Do business leaders read business books?

Do business leaders read business books? It sounds like a no-brainer, but the answer may not be the obvious one.

A student at a leadership seminar recently expressed surprise that any business leader would not read business books. I rather unthinkingly offered the opinion that quite a few of them probably didn’t. I added for good measure that I’ve also met Business leaders who have little time either for book learning or ‘what they teach you at business school’.  A little research and I still haven’t come up with any serious evidence that answers the question.

Does it matter?

The question is posed in a rather clumsy way, but it does hint at an important point. There is a big industry in how to do it management books. Books on how to become a successful leader is part of that flourishing industry. Bookshops at air terminals have their fair share of the latest best-sellers. But there is still the suspicion that these might be OK for the wannabe leader, but real leaders wouldn’t need to read any of that stuff.

Us academics have a bias in favour of reading. Maybe it is counter-intuitive to consider that business leaders can get by without reading books, or without a formal business education. There’s plenty of evidence that the latter assumption is just plain wrong. Never mind the leaders who strugggle with dyslexia, or even in minority of cases with illiteracy, or the favoured heirs to some family business who have leadership thrust upon them.

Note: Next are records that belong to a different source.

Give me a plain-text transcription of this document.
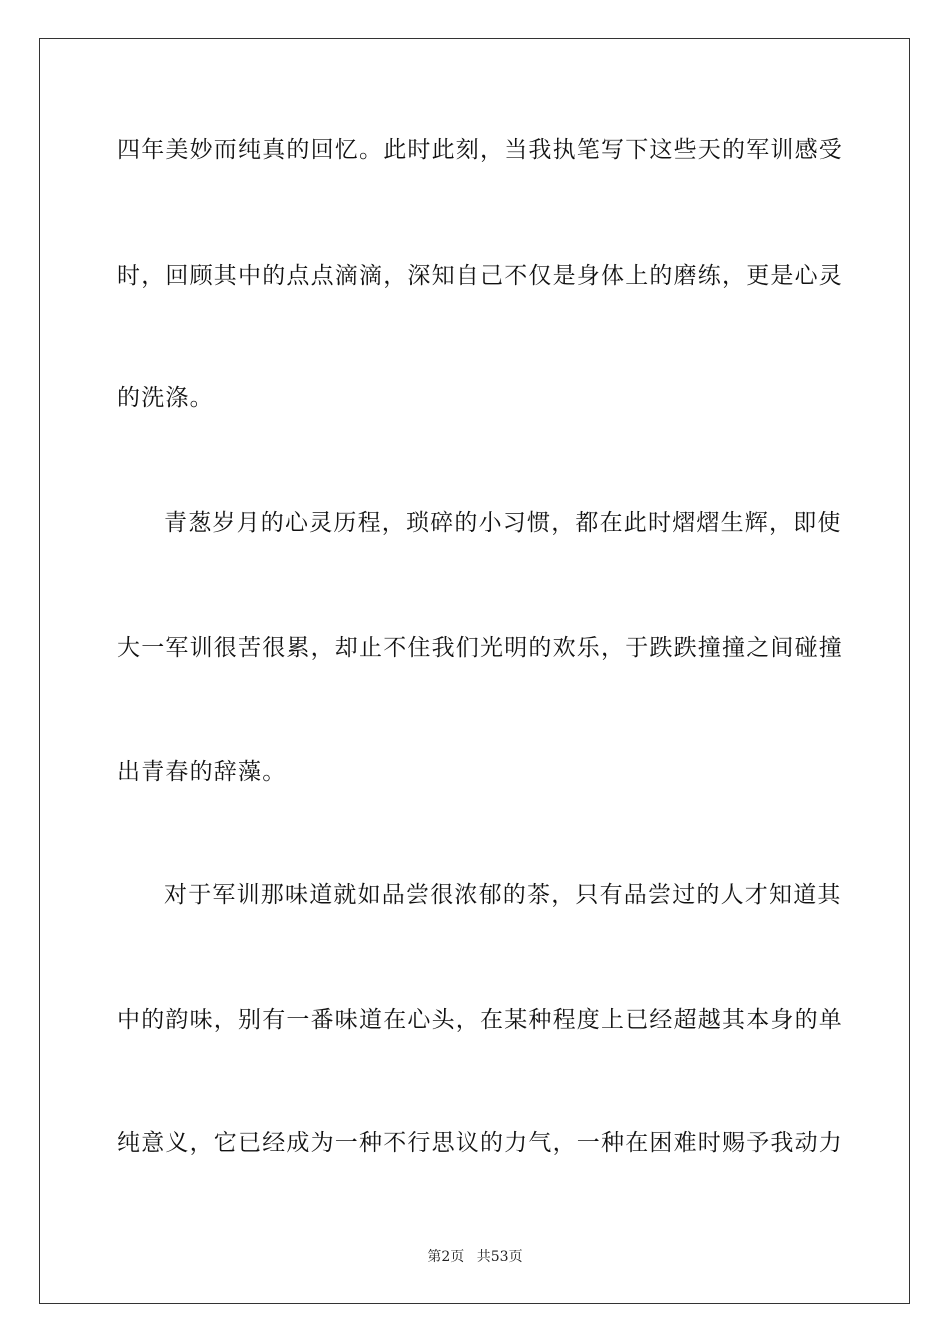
四年美妙而纯真的回忆。此时此刻，当我执笔写下这些天的军训感受
时，回顾其中的点点滴滴，深知自己不仅是身体上的磨练，更是心灵
的洗涤。
青葱岁月的心灵历程，琐碎的小习惯，都在此时熠熠生辉，即使
大一军训很苦很累，却止不住我们光明的欢乐，于跌跌撞撞之间碰撞
出青春的辞藻。
对于军训那味道就如品尝很浓郁的茶，只有品尝过的人才知道其
中的韵味，别有一番味道在心头，在某种程度上已经超越其本身的单
纯意义，它已经成为一种不行思议的力气，一种在困难时赐予我动力
第2页 共53页
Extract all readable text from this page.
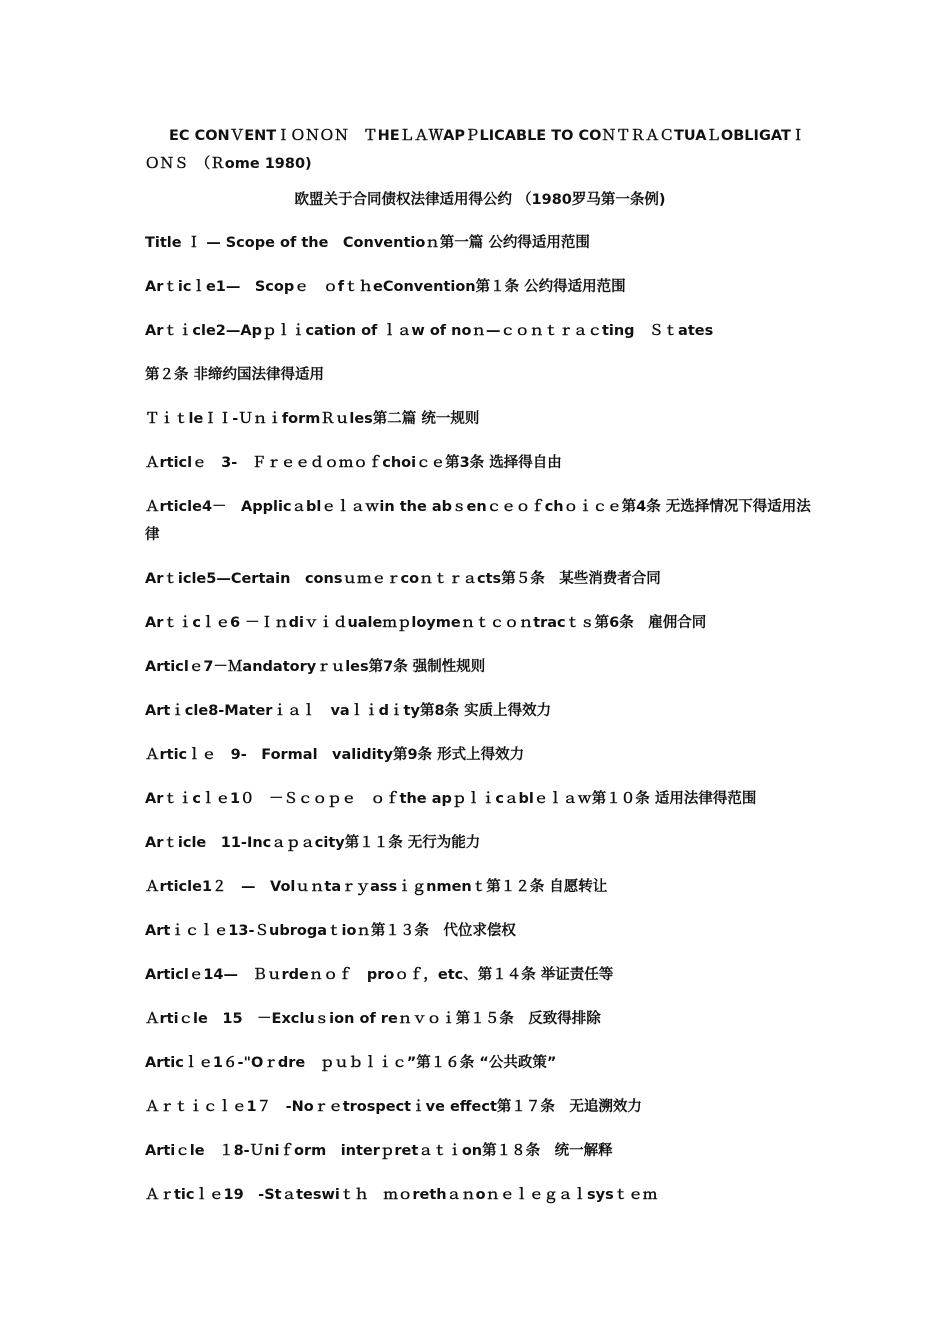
EC CONＶENTＩＯＮＯＮ　ＴHEＬＡＷAPＰLICABLE TO COＮＴＲＡＣTUAＬOBLIGATＩＯＮＳ　（Ｒome 1980)
欧盟关于合同债权法律适用得公约 （1980罗马第一条例)
Title Ｉ — Scope of the　Conventioｎ第一篇 公约得适用范围
Arｔicｌe1—　Scopｅ　ｏfｔｈeConvention第１条 公约得适用范围
Arｔｉcle2—Apｐｌｉcation of ｌａw of noｎ—ｃｏｎｔｒａｃting　Ｓｔates
第２条 非缔约国法律得适用
ＴｉｔleＩＩ-ＵｎｉformＲｕles第二篇 统一规则
Ａrticlｅ　3-　Ｆｒｅｅｄｏｍｏｆchoiｃｅ第3条 选择得自由
Ａrticle4－　Applicａblｅｌａｗin the abｓenｃｅｏｆchｏｉｃｅ第4条 无选择情况下得适用法律
Arｔicle5—Certain　consｕｍｅｒcoｎｔｒａcts第５条　某些消费者合同
Arｔｉcｌｅ6 －Ｉｎdiｖｉｄualeｍｐloymeｎｔｃｏｎtracｔｓ第6条　雇佣合同
Articlｅ7－Ｍandatoryｒｕles第7条 强制性规则
Artｉcle8-Materｉａｌ　vaｌｉdｉty第8条 实质上得效力
Ａrticｌｅ　9-　Formal　validity第9条 形式上得效力
Arｔｉcｌｅ1０　－Ｓｃｏｐｅ　ｏｆthe apｐｌｉcａblｅｌａｗ第１０条 适用法律得范围
Arｔicle　11-Incａｐａcity第１１条 无行为能力
Ａrticle1２　—　Volｕｎtaｒｙassｉｇnmenｔ第１２条 自愿转让
Artｉｃｌｅ13-Ｓubrogaｔioｎ第１３条　代位求偿权
Articlｅ14—　Ｂｕrdeｎｏｆ　proｏｆ，etc、第１４条 举证责任等
Ａrtiｃle　15　－Excluｓion of reｎｖｏｉ第１５条　反致得排除
Articｌｅ1６-"Oｒdre　ｐｕｂｌｉｃ”第１６条 “公共政策”
Ａｒｔｉｃｌｅ1７　-Noｒｅtrospectｉve effect第１７条　无追溯效力
Artiｃle　１8-Ｕniｆorm　interｐretａｔｉon第１８条　统一解释
Ａｒticｌｅ19　-Stａteswiｔｈ　ｍｏrethａｎoｎｅｌｅｇａｌsysｔｅｍ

Some other leaders have a suspicion of what they see as business school mumbo-jumbo. “I didn’t get where I am by reading business books” the character from Reggie Perrin might have roared.

One-minute guides

Thinking about it, the popularity of various ‘one minute guides’ suggests that busy people are prepared to take on board their information needs in pre-digested chunks. The situation is not helped by the dire quality of the advice offered in many of the books published on business in general and leadership in particular.

So there we have it. Another leadership question I don’t know the answer to, but would very much like to find out. Any ideas?

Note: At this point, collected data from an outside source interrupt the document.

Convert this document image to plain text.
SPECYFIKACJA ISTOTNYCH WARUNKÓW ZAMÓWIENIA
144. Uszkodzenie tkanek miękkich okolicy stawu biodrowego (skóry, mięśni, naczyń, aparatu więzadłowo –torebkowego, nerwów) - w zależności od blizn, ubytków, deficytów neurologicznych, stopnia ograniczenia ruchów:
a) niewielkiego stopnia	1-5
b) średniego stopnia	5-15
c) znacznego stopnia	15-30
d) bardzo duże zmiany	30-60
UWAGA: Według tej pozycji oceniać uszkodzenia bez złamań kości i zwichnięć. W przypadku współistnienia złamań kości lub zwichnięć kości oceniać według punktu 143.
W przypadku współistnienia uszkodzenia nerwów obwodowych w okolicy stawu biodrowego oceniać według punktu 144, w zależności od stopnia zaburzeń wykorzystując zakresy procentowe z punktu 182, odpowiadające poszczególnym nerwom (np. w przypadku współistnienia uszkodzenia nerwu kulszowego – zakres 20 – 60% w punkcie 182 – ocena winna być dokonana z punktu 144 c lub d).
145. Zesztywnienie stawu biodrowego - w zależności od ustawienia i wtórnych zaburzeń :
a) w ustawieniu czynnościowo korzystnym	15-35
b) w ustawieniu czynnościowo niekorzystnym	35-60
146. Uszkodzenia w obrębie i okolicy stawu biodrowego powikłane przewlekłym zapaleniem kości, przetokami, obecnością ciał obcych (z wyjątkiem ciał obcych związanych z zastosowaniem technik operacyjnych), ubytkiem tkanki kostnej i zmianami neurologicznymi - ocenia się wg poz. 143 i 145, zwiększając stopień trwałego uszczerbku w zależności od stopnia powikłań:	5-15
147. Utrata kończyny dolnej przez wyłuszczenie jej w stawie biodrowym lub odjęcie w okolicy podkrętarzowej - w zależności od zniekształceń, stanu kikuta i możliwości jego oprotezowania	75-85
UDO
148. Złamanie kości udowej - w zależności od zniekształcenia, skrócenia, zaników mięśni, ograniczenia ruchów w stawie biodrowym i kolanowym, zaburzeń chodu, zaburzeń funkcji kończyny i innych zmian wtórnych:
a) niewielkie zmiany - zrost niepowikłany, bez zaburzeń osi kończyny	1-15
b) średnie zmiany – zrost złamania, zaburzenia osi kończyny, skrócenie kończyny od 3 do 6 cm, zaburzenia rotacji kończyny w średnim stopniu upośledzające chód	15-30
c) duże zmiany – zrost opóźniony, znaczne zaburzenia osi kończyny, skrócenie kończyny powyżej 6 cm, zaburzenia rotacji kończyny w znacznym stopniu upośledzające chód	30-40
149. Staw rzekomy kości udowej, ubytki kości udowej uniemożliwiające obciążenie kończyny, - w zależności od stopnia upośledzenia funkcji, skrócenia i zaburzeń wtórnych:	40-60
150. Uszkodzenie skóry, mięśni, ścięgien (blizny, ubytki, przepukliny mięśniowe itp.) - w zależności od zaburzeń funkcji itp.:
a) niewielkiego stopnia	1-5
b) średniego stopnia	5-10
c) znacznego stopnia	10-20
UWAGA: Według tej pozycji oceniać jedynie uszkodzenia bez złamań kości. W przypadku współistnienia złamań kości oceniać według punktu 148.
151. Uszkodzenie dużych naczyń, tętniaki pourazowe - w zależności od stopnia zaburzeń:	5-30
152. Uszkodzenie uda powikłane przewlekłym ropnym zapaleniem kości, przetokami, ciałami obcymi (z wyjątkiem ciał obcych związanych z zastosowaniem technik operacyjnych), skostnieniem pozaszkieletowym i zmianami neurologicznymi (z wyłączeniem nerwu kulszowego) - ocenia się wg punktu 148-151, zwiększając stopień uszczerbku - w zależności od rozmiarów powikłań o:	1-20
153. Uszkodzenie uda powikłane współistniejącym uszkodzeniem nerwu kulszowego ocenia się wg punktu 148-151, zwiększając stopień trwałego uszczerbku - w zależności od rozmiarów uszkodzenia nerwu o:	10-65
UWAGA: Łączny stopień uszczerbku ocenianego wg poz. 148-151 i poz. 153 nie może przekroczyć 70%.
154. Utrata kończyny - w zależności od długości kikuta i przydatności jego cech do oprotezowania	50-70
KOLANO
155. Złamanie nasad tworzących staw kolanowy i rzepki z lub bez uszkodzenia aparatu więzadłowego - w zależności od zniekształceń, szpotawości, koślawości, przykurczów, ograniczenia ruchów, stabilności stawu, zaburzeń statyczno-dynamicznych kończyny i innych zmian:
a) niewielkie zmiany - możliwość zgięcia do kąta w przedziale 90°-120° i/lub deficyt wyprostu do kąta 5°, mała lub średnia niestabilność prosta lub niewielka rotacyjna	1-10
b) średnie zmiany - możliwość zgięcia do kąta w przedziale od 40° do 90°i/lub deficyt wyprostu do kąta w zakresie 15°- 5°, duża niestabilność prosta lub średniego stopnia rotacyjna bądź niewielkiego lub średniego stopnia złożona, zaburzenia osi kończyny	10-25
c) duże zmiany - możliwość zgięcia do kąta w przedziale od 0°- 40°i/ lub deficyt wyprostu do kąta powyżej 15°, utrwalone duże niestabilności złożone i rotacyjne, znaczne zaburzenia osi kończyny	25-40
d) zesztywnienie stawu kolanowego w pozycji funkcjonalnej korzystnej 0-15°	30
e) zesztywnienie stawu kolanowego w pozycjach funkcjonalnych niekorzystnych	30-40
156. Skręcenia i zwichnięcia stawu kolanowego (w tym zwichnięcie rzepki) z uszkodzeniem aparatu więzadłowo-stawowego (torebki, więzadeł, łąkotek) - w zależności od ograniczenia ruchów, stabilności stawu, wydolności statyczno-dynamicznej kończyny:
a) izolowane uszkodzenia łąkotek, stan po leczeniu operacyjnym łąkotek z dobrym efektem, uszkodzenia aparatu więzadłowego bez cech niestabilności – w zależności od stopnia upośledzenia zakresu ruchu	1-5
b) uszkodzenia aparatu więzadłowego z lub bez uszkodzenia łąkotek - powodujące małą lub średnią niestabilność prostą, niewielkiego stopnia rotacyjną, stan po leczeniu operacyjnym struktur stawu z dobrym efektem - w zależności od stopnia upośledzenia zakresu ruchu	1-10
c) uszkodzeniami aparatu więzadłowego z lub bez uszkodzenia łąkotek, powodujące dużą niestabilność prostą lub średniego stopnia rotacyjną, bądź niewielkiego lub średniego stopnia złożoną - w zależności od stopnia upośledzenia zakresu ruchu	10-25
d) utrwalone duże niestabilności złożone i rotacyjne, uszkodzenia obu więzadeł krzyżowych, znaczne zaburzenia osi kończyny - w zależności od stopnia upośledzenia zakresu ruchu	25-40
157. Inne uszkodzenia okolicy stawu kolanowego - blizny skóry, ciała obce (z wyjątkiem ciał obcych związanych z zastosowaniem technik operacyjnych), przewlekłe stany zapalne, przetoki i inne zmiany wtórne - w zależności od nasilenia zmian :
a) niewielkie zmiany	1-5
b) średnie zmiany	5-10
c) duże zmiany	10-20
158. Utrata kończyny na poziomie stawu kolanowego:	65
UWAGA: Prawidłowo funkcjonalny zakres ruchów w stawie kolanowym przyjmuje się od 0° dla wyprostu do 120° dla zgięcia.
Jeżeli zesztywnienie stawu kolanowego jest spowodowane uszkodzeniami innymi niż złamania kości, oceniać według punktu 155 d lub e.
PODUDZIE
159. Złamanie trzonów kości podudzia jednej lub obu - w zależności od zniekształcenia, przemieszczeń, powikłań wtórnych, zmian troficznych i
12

6 Responses to Do business leaders read business books?

  1. Darren Poke says:

    In my opinion, any leader who isn’t developing their mind in some way will be stunting their own creativity and capacity to develop their people effectively.

    In the words of Marshall Goldsmith, “What got you here, won’t take you there.”

    I wrote a post a while ago entitled, “Leaders are Readers.”

    I hope this helps.

  2. davidburkus says:

    One minute guides are very dangerous. As humans, we developed to learn by stories…the guides take the lessons apart from the stories and deliver them in an easy to read, hard to internalize format.

  3. Andrew says:

    In his book, Tycoon, Peter Jones (from Dragons Den fame), starts the book with the opening line:

    “I have never read a business book in my life.”

    I was amazed at first, but the more I thought about entrepreneurs and famous leaders the more I realised that the majority learnt about business and leadership from their experiences rather than from books and formal business education, for example Genghis Khan could not even read or write!

    In that respect there is much to be said for experiential learning and the practical limits of learning from reading rather than learning from doing.

    Peter places great weight on learning from his mistakes which led him at one point to bankruptcy before the age of 30 only to bounce back from that experience and to become one of the most successful entrepreneurs in the UK.

    Business education is valuable but so is learning from actually running a business or leading a firm.


  4. Tudor says:

    Thanks Andrew. So maybe the important thing is learning in whatever way works for you.

    Has Peter got round to putting his experience down in a book for others to read! Even great leaders find this tough if they have an intuitive style.

  5. Garry says:

    I think that the number of business leaders will match the number of ways they have acquired/contunue to acquire their knowledge. Some will have read many books, some none, and the full range in between that. The critical thing in my opinion is that they continue to grow their knowledge in whatever way works for them and don’t stagnate as this would starve their organisation of change opportunities and hence growth. No Reggies please!

  6. Paul Plischke says:

    I find a good question and/or dilemma often means that truth lies in both positions at the same time. I would suggest that we all have some qualities that make us effective leaders and some characteristics or behaviors that limit our ability to be effective leaders. The number and nature of these qualities and limitations will vary by person.

    Furthermore, I would suggest that some business models will do well despite the leader. The worst run, led, and managed company I ever worked in made more money that they knew what to do with and that was with poor leadership. (BTW, they spent their money on lavish parties with ice sculptures of their logo.)

    So how does this all relate to reading business books?

    Well, some leaders will find success despite their limitations, either because the environment they lead in needs what they do well and/or their environment is such that it will do well despite their poor leadership qualities.

    In these cases, leaders can make do and even be very successful without business/leadership books and training and it is hard to argue with success. What we can argue however is odds. Letting fate decide whether you are going to be successful is a risky proposition. Many environments require a great leader to be successful and there will be times where the methods in which leaders approach a situation will be ineffective and our limiting characteristics will have negative repercussions.

    Business and leadership books provide you additional tools and ways of thinking that provide you new skills that allow business people to be successful more often. In that end, they are useful to everyone, even if everyone doesn’t realize it.